Le Roi Soleil, la Française dégueu
Au cinéma comme partout ailleurs, le syndrome de la « toute deuxième fois » frappe particulièrement dur quand il advient. Témoin ce Roi Soleil, que l’on avait hâte de voir rayonner depuis que l’on avait été conquis par le premier long-métrage de son auteur, Vincent Maël Cardona. Seulement, voilà, les nouvelles qui arrivent de Versailles sont mauvaises. Ce n’est pas une révolution, ni même une révolte – non, Sire, c’est une pure et simple déception.
Le Roi Soleil veut d’abord nous refaire le coup du polar « à la Rashōmon », celui où les points de vue des divers personnages se suivent sans toujours se ressembler. Riche idée : de L’Ultime Razzia à Reservoir Dogs, la narration éclatée a fourni au film noir certaines de ses plus belles réussites. Le thriller horrifique Évanouis – ce qu’on a vu de mieux sur grand écran cet été – recourait lui aussi à un tel storytelling façon puzzle, avec un brio certain.
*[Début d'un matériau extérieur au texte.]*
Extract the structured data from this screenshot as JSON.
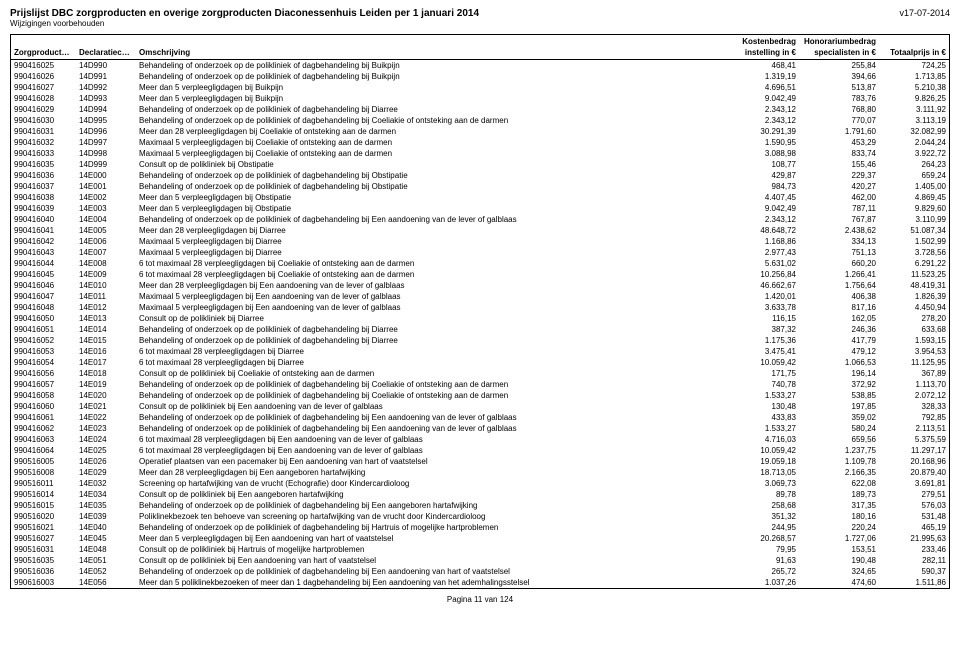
{
  "header": {
    "title": "Prijslijst DBC zorgproducten en overige zorgproducten Diaconessenhuis Leiden per 1 januari 2014",
    "version": "v17-07-2014",
    "subtitle": "Wijzigingen voorbehouden"
  },
  "columns": {
    "c1": "Zorgproductcode",
    "c2": "Declaratiecode",
    "c3": "Omschrijving",
    "c4_top": "Kostenbedrag",
    "c4": "instelling in €",
    "c5_top": "Honorariumbedrag",
    "c5": "specialisten in €",
    "c6": "Totaalprijs in €"
  },
  "rows": [
    {
      "zp": "990416025",
      "dc": "14D990",
      "om": "Behandeling of onderzoek op de polikliniek of dagbehandeling bij Buikpijn",
      "kb": "468,41",
      "hb": "255,84",
      "tp": "724,25"
    },
    {
      "zp": "990416026",
      "dc": "14D991",
      "om": "Behandeling of onderzoek op de polikliniek of dagbehandeling bij Buikpijn",
      "kb": "1.319,19",
      "hb": "394,66",
      "tp": "1.713,85"
    },
    {
      "zp": "990416027",
      "dc": "14D992",
      "om": "Meer dan 5 verpleegligdagen bij Buikpijn",
      "kb": "4.696,51",
      "hb": "513,87",
      "tp": "5.210,38"
    },
    {
      "zp": "990416028",
      "dc": "14D993",
      "om": "Meer dan 5 verpleegligdagen bij Buikpijn",
      "kb": "9.042,49",
      "hb": "783,76",
      "tp": "9.826,25"
    },
    {
      "zp": "990416029",
      "dc": "14D994",
      "om": "Behandeling of onderzoek op de polikliniek of dagbehandeling bij Diarree",
      "kb": "2.343,12",
      "hb": "768,80",
      "tp": "3.111,92"
    },
    {
      "zp": "990416030",
      "dc": "14D995",
      "om": "Behandeling of onderzoek op de polikliniek of dagbehandeling bij Coeliakie of ontsteking aan de darmen",
      "kb": "2.343,12",
      "hb": "770,07",
      "tp": "3.113,19"
    },
    {
      "zp": "990416031",
      "dc": "14D996",
      "om": "Meer dan 28 verpleegligdagen bij Coeliakie of ontsteking aan de darmen",
      "kb": "30.291,39",
      "hb": "1.791,60",
      "tp": "32.082,99"
    },
    {
      "zp": "990416032",
      "dc": "14D997",
      "om": "Maximaal 5 verpleegligdagen bij Coeliakie of ontsteking aan de darmen",
      "kb": "1.590,95",
      "hb": "453,29",
      "tp": "2.044,24"
    },
    {
      "zp": "990416033",
      "dc": "14D998",
      "om": "Maximaal 5 verpleegligdagen bij Coeliakie of ontsteking aan de darmen",
      "kb": "3.088,98",
      "hb": "833,74",
      "tp": "3.922,72"
    },
    {
      "zp": "990416035",
      "dc": "14D999",
      "om": "Consult op de polikliniek bij Obstipatie",
      "kb": "108,77",
      "hb": "155,46",
      "tp": "264,23"
    },
    {
      "zp": "990416036",
      "dc": "14E000",
      "om": "Behandeling of onderzoek op de polikliniek of dagbehandeling bij Obstipatie",
      "kb": "429,87",
      "hb": "229,37",
      "tp": "659,24"
    },
    {
      "zp": "990416037",
      "dc": "14E001",
      "om": "Behandeling of onderzoek op de polikliniek of dagbehandeling bij Obstipatie",
      "kb": "984,73",
      "hb": "420,27",
      "tp": "1.405,00"
    },
    {
      "zp": "990416038",
      "dc": "14E002",
      "om": "Meer dan 5 verpleegligdagen bij Obstipatie",
      "kb": "4.407,45",
      "hb": "462,00",
      "tp": "4.869,45"
    },
    {
      "zp": "990416039",
      "dc": "14E003",
      "om": "Meer dan 5 verpleegligdagen bij Obstipatie",
      "kb": "9.042,49",
      "hb": "787,11",
      "tp": "9.829,60"
    },
    {
      "zp": "990416040",
      "dc": "14E004",
      "om": "Behandeling of onderzoek op de polikliniek of dagbehandeling bij Een aandoening van de lever of galblaas",
      "kb": "2.343,12",
      "hb": "767,87",
      "tp": "3.110,99"
    },
    {
      "zp": "990416041",
      "dc": "14E005",
      "om": "Meer dan 28 verpleegligdagen bij Diarree",
      "kb": "48.648,72",
      "hb": "2.438,62",
      "tp": "51.087,34"
    },
    {
      "zp": "990416042",
      "dc": "14E006",
      "om": "Maximaal 5 verpleegligdagen bij Diarree",
      "kb": "1.168,86",
      "hb": "334,13",
      "tp": "1.502,99"
    },
    {
      "zp": "990416043",
      "dc": "14E007",
      "om": "Maximaal 5 verpleegligdagen bij Diarree",
      "kb": "2.977,43",
      "hb": "751,13",
      "tp": "3.728,56"
    },
    {
      "zp": "990416044",
      "dc": "14E008",
      "om": "6 tot maximaal 28 verpleegligdagen bij Coeliakie of ontsteking aan de darmen",
      "kb": "5.631,02",
      "hb": "660,20",
      "tp": "6.291,22"
    },
    {
      "zp": "990416045",
      "dc": "14E009",
      "om": "6 tot maximaal 28 verpleegligdagen bij Coeliakie of ontsteking aan de darmen",
      "kb": "10.256,84",
      "hb": "1.266,41",
      "tp": "11.523,25"
    },
    {
      "zp": "990416046",
      "dc": "14E010",
      "om": "Meer dan 28 verpleegligdagen bij Een aandoening van de lever of galblaas",
      "kb": "46.662,67",
      "hb": "1.756,64",
      "tp": "48.419,31"
    },
    {
      "zp": "990416047",
      "dc": "14E011",
      "om": "Maximaal 5 verpleegligdagen bij Een aandoening van de lever of galblaas",
      "kb": "1.420,01",
      "hb": "406,38",
      "tp": "1.826,39"
    },
    {
      "zp": "990416048",
      "dc": "14E012",
      "om": "Maximaal 5 verpleegligdagen bij Een aandoening van de lever of galblaas",
      "kb": "3.633,78",
      "hb": "817,16",
      "tp": "4.450,94"
    },
    {
      "zp": "990416050",
      "dc": "14E013",
      "om": "Consult op de polikliniek bij Diarree",
      "kb": "116,15",
      "hb": "162,05",
      "tp": "278,20"
    },
    {
      "zp": "990416051",
      "dc": "14E014",
      "om": "Behandeling of onderzoek op de polikliniek of dagbehandeling bij Diarree",
      "kb": "387,32",
      "hb": "246,36",
      "tp": "633,68"
    },
    {
      "zp": "990416052",
      "dc": "14E015",
      "om": "Behandeling of onderzoek op de polikliniek of dagbehandeling bij Diarree",
      "kb": "1.175,36",
      "hb": "417,79",
      "tp": "1.593,15"
    },
    {
      "zp": "990416053",
      "dc": "14E016",
      "om": "6 tot maximaal 28 verpleegligdagen bij Diarree",
      "kb": "3.475,41",
      "hb": "479,12",
      "tp": "3.954,53"
    },
    {
      "zp": "990416054",
      "dc": "14E017",
      "om": "6 tot maximaal 28 verpleegligdagen bij Diarree",
      "kb": "10.059,42",
      "hb": "1.066,53",
      "tp": "11.125,95"
    },
    {
      "zp": "990416056",
      "dc": "14E018",
      "om": "Consult op de polikliniek bij Coeliakie of ontsteking aan de darmen",
      "kb": "171,75",
      "hb": "196,14",
      "tp": "367,89"
    },
    {
      "zp": "990416057",
      "dc": "14E019",
      "om": "Behandeling of onderzoek op de polikliniek of dagbehandeling bij Coeliakie of ontsteking aan de darmen",
      "kb": "740,78",
      "hb": "372,92",
      "tp": "1.113,70"
    },
    {
      "zp": "990416058",
      "dc": "14E020",
      "om": "Behandeling of onderzoek op de polikliniek of dagbehandeling bij Coeliakie of ontsteking aan de darmen",
      "kb": "1.533,27",
      "hb": "538,85",
      "tp": "2.072,12"
    },
    {
      "zp": "990416060",
      "dc": "14E021",
      "om": "Consult op de polikliniek bij Een aandoening van de lever of galblaas",
      "kb": "130,48",
      "hb": "197,85",
      "tp": "328,33"
    },
    {
      "zp": "990416061",
      "dc": "14E022",
      "om": "Behandeling of onderzoek op de polikliniek of dagbehandeling bij Een aandoening van de lever of galblaas",
      "kb": "433,83",
      "hb": "359,02",
      "tp": "792,85"
    },
    {
      "zp": "990416062",
      "dc": "14E023",
      "om": "Behandeling of onderzoek op de polikliniek of dagbehandeling bij Een aandoening van de lever of galblaas",
      "kb": "1.533,27",
      "hb": "580,24",
      "tp": "2.113,51"
    },
    {
      "zp": "990416063",
      "dc": "14E024",
      "om": "6 tot maximaal 28 verpleegligdagen bij Een aandoening van de lever of galblaas",
      "kb": "4.716,03",
      "hb": "659,56",
      "tp": "5.375,59"
    },
    {
      "zp": "990416064",
      "dc": "14E025",
      "om": "6 tot maximaal 28 verpleegligdagen bij Een aandoening van de lever of galblaas",
      "kb": "10.059,42",
      "hb": "1.237,75",
      "tp": "11.297,17"
    },
    {
      "zp": "990516005",
      "dc": "14E026",
      "om": "Operatief plaatsen van een pacemaker bij Een aandoening van hart of vaatstelsel",
      "kb": "19.059,18",
      "hb": "1.109,78",
      "tp": "20.168,96"
    },
    {
      "zp": "990516008",
      "dc": "14E029",
      "om": "Meer dan 28 verpleegligdagen bij Een aangeboren hartafwijking",
      "kb": "18.713,05",
      "hb": "2.166,35",
      "tp": "20.879,40"
    },
    {
      "zp": "990516011",
      "dc": "14E032",
      "om": "Screening op hartafwijking van de vrucht (Echografie) door Kindercardioloog",
      "kb": "3.069,73",
      "hb": "622,08",
      "tp": "3.691,81"
    },
    {
      "zp": "990516014",
      "dc": "14E034",
      "om": "Consult op de polikliniek bij Een aangeboren hartafwijking",
      "kb": "89,78",
      "hb": "189,73",
      "tp": "279,51"
    },
    {
      "zp": "990516015",
      "dc": "14E035",
      "om": "Behandeling of onderzoek op de polikliniek of dagbehandeling bij Een aangeboren hartafwijking",
      "kb": "258,68",
      "hb": "317,35",
      "tp": "576,03"
    },
    {
      "zp": "990516020",
      "dc": "14E039",
      "om": "Poliklinekbezoek ten behoeve van screening op hartafwijking van de vrucht door Kindercardioloog",
      "kb": "351,32",
      "hb": "180,16",
      "tp": "531,48"
    },
    {
      "zp": "990516021",
      "dc": "14E040",
      "om": "Behandeling of onderzoek op de polikliniek of dagbehandeling bij Hartruis of mogelijke hartproblemen",
      "kb": "244,95",
      "hb": "220,24",
      "tp": "465,19"
    },
    {
      "zp": "990516027",
      "dc": "14E045",
      "om": "Meer dan 5 verpleegligdagen bij Een aandoening van hart of vaatstelsel",
      "kb": "20.268,57",
      "hb": "1.727,06",
      "tp": "21.995,63"
    },
    {
      "zp": "990516031",
      "dc": "14E048",
      "om": "Consult op de polikliniek bij Hartruis of mogelijke hartproblemen",
      "kb": "79,95",
      "hb": "153,51",
      "tp": "233,46"
    },
    {
      "zp": "990516035",
      "dc": "14E051",
      "om": "Consult op de polikliniek bij Een aandoening van hart of vaatstelsel",
      "kb": "91,63",
      "hb": "190,48",
      "tp": "282,11"
    },
    {
      "zp": "990516036",
      "dc": "14E052",
      "om": "Behandeling of onderzoek op de polikliniek of dagbehandeling bij Een aandoening van hart of vaatstelsel",
      "kb": "265,72",
      "hb": "324,65",
      "tp": "590,37"
    },
    {
      "zp": "990616003",
      "dc": "14E056",
      "om": "Meer dan 5 poliklinekbezoeken of meer dan 1 dagbehandeling bij Een aandoening van het ademhalingsstelsel",
      "kb": "1.037,26",
      "hb": "474,60",
      "tp": "1.511,86"
    }
  ],
  "footer": {
    "page": "Pagina 11 van 124"
  }
}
Café du CommerceSeulement, on comprend en cours de route que le charme discret de la série B ne suffit pas à Cardona et son coscénariste, Olivier Demangel. Leur histoire de paumés vissés au comptoir d’un PMU n’est pas assez : il leur faut en plus de cela vêtir les oripeaux, bien plus recommandables – le film a même été projeté au dernier Festival de Cannes – de la série A : celle qui a compris son époque et cherche à la commenter. Dès lors, ce n’est plus sous le patronage des Tarantino ou des frères Coen que Le Roi Soleil se place, mais plutôt sous celui de Jérôme Fourquet, le talentueux analyste de « l’archipel français », ses fractures et ses modes de vie.
Dès le début, le ton était donné le temps d’une pompeuse introduction sous les ors versaillais : Louis XV, désireux de renflouer les caisses de l’État par tous les moyens (rings a bell?) reçoit la visite de deux Italiens – dont le tumescent Giacomo Casanova –, qui lui suggèrent de créer une loterie nationale en faveur de l’École militaire. Quand vous n’avez plus de pain à donner à vos citoyens, accordez-leur les jeux ! Le reste du film est comme la poire : à l’avenant. Vincent Maël Cardona évacue bien vite son intrigue passepartout (une histoire de ticket gagnant de Loto) pour se concentrer sur ses personnages, qu’il imagine sans doute être représentatifs de notre société contemporaine : deux flics surmenés ; un placide barman asiatique ; son arpète, une étudiante qui sert des bières pour arrondir les fins de mois ; un jeune infirmier ; un trader (forcément) accro à la coke ; un braqueur à la petite semaine…
Mépris unique
Ça se voudrait un commentaire acéré de la France de 2025, avec ses angoisses et ses moyens d’évasion – les jeux de hasard en sont un –, ça n’est in fine que platitudes et portes ouvertes enfoncées à la hâte. Des discussions de café du Commerce (finalement logiques vu le décor convoqué), d’autant plus pénibles qu’elles sont persuadées d’être profondes. Avec un ton si moralisateur qu’on dirait du Ari Aster franchouillard.
Reconnaissons-le : il y a beaucoup à dire et à raconter sur la France contemporaine, au cinéma comme partout ailleurs. Sur son mépris unanimement partagé, de ceux d'en haut vers ceux d'en bas (et vice versa), sur son corporatisme et son étroitesse d'esprit, sur l'inanité de sa classe politique. Au cours de certaines divagations cinéphiliques, on se prend même à rêver d’un film qui ruerait dans les brancards de la France macroniste comme Georges Lautner et Michel Audiard brocardaient la France de Pompidou et Giscard dans Mort d’un pourri (1977). Mais, pour ça, il faudra visiblement attendre encore un peu.
Le Roi Soleil, Vincent Maël Cardona, 2025. Avec : Pio Marmaï, Sofiane Zermani, Lucie Zhang, Maria de Medeiros, Némo Schiffman.